Aufgabe 4: Ein persönlicher Dokumentarfilm


Fächer: Deutsch, Kunst

a) "Die Wohnung" zeichnet sich durch eine sehr persönliche Herangehensweise aus. Beschreiben Sie in Kleingruppen, wodurch sich die Gestaltung dieses Films von anderen Dokumentarfilmen unterscheidet, die Sie kennen. Gehen Sie insbesondere auf die folgenden Aspekte ein:

  • die Erzählperspektive

  • die Funktion und Selbstdarstellung des Regisseurs

  • die Dramaturgie

  • das Zusammenspiel ernster und humorvoller Szenen

b) Die beiden folgenden Bilder stammen aus den letzten Szenen des Films.

  • Erläutern Sie, welche metaphorische Bedeutung diese haben.
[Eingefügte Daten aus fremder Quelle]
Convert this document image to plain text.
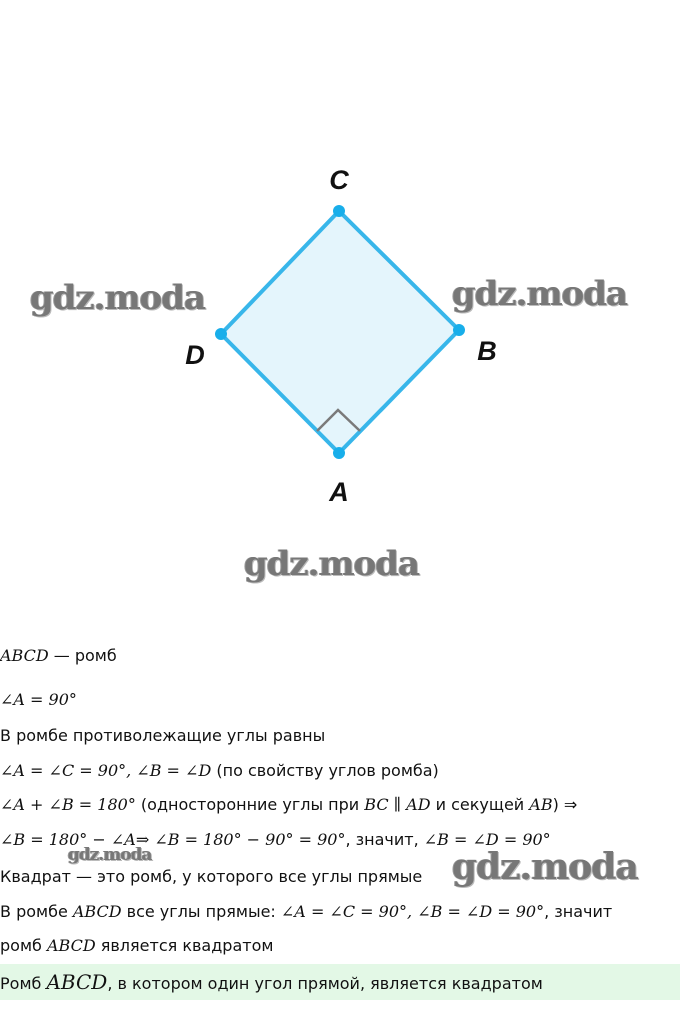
C
B
A
D
gdz.moda	gdz.moda
gdz.moda
ABCD — ромб
∠A = 90°
В ромбе противолежащие углы равны
∠A = ∠C = 90°, ∠B = ∠D (по свойству углов ромба)
∠A + ∠B = 180° (односторонние углы при BC ∥ AD и секущей AB) ⇒
∠B = 180° − ∠A⇒ ∠B = 180° − 90° = 90°, значит, ∠B = ∠D = 90°
Квадрат — это ромб, у которого все углы прямые
В ромбе ABCD все углы прямые: ∠A = ∠C = 90°, ∠B = ∠D = 90°, значит
ромб ABCD является квадратом
gdz.moda	gdz.moda
Ромб ABCD, в котором один угол прямой, является квадратом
  • Formulieren Sie alternativ aus der Sicht des Regisseurs ein Fazit seiner Recherche.

c) Entwickeln Sie in Kleingruppen ein Konzept für einen Dokumentarfilm über die Geschichte der Großeltern von Arnon Goldfinger, der aus einer neutralen Perspektive erzählt wird. Stellen Sie insbesondere dar, welches Bildmaterial und welche Gesprächspartner/innen für Sie wichtig wären. Diskutieren Sie im Anschluss, wie sich die Erzählung des Dokumentarfilms durch diese Herangehensweise verändern würde.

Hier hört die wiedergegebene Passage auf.